Reputation: 1469
I have modified the following script using PyPDF2 to traverse through a PDF and determine whether the PDF contains unembedded fonts. It works for figuring out the list of all fonts in the PDF, and which of those are embedded. However, some PDFs have fonts in which only the subset of the font used is embedded (see https://blogs.mtu.edu/gradschool/2010/04/27/how-to-determine-if-fonts-are-embedded/) - How do you determine in a PDF whether a subset of a font is embedded? Thank you!

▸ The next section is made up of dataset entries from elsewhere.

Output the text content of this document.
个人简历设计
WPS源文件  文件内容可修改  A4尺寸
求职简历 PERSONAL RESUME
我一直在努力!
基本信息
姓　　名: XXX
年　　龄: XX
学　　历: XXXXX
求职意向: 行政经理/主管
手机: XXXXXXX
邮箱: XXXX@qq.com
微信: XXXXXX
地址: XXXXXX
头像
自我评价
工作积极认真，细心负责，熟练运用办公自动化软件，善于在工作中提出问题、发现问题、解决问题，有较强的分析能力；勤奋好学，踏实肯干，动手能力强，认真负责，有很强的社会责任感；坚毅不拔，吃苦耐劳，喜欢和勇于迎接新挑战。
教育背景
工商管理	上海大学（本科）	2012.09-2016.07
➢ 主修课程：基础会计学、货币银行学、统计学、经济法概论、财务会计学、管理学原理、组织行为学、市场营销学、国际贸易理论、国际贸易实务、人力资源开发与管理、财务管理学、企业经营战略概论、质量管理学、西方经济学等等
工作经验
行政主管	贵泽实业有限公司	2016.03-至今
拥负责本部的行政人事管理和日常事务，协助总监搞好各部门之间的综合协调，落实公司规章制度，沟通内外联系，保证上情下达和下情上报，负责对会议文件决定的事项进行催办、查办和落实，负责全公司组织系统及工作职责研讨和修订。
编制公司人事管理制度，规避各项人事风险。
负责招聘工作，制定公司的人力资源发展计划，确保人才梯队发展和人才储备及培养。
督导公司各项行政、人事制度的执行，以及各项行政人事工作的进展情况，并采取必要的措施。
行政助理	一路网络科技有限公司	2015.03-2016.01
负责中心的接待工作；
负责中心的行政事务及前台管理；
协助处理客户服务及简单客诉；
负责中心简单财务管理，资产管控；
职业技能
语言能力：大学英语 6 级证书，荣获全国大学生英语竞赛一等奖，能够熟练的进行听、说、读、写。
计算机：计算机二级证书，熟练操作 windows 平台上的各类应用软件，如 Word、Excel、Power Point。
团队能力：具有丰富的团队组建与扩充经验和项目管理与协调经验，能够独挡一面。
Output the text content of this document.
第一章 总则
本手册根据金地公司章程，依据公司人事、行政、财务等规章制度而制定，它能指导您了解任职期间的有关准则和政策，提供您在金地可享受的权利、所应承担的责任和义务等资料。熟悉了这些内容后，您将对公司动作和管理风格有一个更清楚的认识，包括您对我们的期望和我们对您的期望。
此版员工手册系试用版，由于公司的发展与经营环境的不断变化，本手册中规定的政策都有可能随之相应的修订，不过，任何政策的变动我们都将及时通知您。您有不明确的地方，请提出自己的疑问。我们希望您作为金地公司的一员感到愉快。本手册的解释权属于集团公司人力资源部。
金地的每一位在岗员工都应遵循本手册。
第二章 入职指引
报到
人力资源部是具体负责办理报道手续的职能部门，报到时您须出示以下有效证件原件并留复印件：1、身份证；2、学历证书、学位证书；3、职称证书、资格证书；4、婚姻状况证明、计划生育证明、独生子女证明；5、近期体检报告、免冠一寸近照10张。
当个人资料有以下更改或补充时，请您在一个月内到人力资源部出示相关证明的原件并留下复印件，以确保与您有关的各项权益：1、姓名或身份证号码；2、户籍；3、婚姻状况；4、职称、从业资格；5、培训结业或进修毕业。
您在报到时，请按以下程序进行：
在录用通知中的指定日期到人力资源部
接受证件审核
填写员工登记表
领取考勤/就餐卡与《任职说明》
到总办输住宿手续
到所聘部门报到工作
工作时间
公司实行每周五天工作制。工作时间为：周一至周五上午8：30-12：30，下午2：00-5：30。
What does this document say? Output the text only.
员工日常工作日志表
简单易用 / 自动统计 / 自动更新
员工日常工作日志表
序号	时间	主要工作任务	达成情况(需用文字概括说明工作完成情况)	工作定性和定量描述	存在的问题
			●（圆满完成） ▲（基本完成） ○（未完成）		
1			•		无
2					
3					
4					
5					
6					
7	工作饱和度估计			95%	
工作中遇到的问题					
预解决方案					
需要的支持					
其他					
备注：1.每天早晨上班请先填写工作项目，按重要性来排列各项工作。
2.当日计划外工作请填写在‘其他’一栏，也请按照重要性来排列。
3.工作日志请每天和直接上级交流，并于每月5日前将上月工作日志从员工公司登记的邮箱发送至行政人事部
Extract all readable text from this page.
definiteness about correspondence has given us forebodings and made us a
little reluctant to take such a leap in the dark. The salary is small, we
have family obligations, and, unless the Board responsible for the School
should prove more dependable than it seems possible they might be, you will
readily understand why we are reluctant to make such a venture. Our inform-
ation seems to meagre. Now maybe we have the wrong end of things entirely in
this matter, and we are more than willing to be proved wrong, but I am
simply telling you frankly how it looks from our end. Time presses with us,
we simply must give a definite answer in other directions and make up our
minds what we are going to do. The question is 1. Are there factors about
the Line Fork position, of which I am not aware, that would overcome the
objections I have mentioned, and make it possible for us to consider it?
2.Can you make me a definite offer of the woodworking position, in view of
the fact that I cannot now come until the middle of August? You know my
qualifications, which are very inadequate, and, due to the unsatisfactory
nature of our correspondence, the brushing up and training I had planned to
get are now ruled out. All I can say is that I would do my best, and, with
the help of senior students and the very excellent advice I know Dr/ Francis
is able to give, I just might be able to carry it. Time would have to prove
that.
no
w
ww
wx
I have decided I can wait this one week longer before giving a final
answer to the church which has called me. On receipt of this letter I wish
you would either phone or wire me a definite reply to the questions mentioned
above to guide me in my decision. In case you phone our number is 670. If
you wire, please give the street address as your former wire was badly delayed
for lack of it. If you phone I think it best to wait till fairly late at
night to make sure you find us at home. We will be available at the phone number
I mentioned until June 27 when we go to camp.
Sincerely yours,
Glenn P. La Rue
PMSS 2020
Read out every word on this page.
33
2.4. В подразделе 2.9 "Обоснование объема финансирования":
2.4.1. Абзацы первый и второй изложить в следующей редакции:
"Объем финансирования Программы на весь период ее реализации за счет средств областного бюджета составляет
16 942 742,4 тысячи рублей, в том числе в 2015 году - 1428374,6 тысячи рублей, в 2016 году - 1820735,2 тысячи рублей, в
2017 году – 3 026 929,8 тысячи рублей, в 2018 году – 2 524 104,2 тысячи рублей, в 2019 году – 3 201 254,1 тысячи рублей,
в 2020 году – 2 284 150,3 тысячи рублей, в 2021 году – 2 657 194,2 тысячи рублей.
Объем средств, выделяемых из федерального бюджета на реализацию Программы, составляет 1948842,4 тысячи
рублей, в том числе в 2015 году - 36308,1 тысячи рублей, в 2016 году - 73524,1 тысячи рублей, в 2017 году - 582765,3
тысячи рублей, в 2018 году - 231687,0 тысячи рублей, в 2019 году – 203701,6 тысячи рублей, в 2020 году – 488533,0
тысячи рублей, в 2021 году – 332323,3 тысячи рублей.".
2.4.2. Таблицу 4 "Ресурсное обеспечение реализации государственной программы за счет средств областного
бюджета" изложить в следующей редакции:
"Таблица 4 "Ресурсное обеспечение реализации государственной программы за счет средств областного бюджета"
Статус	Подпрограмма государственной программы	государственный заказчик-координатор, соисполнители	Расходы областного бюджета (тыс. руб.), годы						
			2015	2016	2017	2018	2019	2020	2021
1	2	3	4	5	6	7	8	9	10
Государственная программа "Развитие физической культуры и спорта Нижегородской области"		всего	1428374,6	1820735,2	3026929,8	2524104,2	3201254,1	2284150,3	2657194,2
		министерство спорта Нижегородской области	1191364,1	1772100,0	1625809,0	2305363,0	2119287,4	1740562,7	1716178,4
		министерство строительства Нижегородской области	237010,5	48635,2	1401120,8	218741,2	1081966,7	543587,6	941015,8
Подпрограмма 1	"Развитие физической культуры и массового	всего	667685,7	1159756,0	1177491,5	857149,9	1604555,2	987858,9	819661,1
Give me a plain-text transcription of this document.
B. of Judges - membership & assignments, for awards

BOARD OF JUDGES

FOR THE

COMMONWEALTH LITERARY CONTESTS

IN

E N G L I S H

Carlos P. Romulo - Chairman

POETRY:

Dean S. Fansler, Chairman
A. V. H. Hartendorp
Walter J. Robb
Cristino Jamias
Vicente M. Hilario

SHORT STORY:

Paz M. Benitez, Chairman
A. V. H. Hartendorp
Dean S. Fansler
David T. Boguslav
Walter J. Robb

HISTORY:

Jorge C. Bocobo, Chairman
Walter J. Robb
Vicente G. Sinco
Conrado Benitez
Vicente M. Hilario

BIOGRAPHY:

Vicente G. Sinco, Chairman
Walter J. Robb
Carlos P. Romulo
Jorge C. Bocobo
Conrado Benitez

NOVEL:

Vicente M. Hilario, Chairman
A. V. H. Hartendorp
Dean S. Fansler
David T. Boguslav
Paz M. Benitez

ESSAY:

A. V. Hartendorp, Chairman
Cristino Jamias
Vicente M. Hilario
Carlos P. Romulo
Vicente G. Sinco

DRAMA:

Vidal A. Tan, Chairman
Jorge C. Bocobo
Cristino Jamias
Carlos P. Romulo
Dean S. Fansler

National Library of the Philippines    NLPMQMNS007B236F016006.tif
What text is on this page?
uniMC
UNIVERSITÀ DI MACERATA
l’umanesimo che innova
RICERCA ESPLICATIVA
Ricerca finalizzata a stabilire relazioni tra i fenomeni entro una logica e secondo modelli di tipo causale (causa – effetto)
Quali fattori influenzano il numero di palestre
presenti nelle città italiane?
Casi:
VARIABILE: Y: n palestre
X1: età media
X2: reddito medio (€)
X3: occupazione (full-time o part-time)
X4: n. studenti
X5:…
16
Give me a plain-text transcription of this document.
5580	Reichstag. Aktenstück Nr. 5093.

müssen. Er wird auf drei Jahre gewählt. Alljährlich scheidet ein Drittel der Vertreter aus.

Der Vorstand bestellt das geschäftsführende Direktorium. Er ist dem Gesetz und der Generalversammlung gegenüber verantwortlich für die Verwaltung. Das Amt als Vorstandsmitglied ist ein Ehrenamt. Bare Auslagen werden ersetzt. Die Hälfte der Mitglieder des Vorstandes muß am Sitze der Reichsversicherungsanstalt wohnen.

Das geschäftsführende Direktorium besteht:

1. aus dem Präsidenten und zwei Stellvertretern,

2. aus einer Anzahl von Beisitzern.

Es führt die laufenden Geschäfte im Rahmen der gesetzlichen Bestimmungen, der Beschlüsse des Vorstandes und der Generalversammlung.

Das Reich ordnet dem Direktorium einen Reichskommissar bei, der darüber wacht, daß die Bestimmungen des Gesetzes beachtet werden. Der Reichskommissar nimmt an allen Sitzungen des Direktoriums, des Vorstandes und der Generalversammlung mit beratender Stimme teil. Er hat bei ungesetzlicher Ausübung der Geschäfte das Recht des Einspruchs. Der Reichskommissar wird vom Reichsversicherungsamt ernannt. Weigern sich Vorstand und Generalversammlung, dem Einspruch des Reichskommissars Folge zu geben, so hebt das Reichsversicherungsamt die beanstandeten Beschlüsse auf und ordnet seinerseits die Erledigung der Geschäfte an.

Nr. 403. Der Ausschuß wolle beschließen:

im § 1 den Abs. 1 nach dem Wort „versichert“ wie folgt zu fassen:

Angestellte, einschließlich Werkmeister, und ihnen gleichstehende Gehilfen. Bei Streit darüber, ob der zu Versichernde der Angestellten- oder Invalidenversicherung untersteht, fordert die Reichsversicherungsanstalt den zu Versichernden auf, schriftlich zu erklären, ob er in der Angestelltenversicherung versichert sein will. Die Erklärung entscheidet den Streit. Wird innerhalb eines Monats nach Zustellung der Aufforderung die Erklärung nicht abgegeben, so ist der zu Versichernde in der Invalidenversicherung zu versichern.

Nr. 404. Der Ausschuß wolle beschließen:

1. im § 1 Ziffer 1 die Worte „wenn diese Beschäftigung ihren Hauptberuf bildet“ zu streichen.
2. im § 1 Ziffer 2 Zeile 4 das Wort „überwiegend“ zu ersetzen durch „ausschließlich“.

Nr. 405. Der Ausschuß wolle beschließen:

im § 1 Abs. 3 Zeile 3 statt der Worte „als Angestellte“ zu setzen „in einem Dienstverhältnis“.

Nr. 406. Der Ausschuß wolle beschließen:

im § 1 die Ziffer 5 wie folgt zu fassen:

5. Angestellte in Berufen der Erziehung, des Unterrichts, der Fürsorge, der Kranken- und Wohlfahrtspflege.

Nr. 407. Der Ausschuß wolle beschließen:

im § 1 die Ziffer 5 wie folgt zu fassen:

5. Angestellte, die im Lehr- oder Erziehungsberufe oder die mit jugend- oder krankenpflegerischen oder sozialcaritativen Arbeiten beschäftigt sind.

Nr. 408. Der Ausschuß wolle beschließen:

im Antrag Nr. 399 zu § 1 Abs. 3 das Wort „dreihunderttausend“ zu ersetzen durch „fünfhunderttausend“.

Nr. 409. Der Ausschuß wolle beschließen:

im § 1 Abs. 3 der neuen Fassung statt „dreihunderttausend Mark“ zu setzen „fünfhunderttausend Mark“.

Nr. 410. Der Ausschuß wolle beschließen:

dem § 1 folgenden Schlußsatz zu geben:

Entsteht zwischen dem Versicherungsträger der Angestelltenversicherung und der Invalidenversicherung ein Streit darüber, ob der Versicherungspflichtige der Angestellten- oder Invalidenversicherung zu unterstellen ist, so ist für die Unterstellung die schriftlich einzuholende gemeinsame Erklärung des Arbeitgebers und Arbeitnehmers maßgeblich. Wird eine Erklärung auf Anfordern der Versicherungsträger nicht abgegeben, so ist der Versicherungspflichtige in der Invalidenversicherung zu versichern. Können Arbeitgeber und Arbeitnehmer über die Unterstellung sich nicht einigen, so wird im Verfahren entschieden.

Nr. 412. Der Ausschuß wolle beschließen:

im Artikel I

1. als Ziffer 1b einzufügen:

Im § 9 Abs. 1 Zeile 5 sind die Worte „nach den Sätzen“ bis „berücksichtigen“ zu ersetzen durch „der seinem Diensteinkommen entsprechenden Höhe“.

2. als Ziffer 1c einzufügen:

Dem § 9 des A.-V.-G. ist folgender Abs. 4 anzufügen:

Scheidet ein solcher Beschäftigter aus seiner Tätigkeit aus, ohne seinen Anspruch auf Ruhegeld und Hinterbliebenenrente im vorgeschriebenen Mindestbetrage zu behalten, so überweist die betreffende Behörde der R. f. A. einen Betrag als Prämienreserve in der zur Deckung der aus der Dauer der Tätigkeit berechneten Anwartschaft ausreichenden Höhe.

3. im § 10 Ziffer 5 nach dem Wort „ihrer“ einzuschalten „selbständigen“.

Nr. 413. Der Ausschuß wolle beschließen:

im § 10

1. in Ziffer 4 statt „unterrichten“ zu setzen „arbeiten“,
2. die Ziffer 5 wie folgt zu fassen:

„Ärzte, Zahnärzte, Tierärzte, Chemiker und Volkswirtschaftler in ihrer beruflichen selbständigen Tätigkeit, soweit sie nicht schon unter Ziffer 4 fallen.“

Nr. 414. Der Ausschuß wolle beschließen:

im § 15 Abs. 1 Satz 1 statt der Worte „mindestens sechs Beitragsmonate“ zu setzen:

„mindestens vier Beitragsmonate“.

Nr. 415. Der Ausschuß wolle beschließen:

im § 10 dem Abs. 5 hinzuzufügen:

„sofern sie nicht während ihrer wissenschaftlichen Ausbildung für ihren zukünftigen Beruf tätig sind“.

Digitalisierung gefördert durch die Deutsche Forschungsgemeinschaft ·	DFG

from PyPDF2 import PdfFileReader
import sys
fontkeys = set(['/FontFile', '/FontFile2', '/FontFile3'])
def walk(obj, fnt, emb):
if '/BaseFont' in obj:
fnt.add(obj['/BaseFont'])
elif '/FontName' in obj and fontkeys.intersection(set(obj)):
emb.add(obj['/FontName'])
for k in obj:
if hasattr(obj[k], 'keys'):
walk(obj[k], fnt, emb)
if type(obj) == PyPDF2.generic.ArrayObject: # You can also do ducktyping here
for i in obj:
if hasattr(i, 'keys'):
walk(i, all_fonts, embedded_fonts)
return fnt, emb
if __name__ == '__main__':
fname = sys.argv[1]
pdf = PdfFileReader(fname)
fonts = set()
embedded = set()
for page in pdf.pages:
obj = page.getObject()
f, e = walk(obj['/Resources'], fonts, embedded)
fonts = fonts.union(f)
embedded = embedded.union(e)
unembedded = fonts - embedded
print 'Font List'
pprint(sorted(list(fonts)))
if unembedded:
print '\nUnembedded Fonts'
pprint(unembedded)
Upvotes: 0
Views: 1334
Reputation: 31159
By convention the PostScript name of a subset font in a PDF file has a name which begins with XXXXXX+ where 'X' is any upper case ASCII character.
See Section 5.3 of the PDF Reference Manual (version 1.7)
Additionally the presence of a CharSet or CIDSet in the font descriptor can be used to indicate a subset font (both of these are optional).
However, all of these are 'conventions', there is no actual guaranteed way to be sure that a font which does not have any of these conventions is not actually a subset font.
Upvotes: 1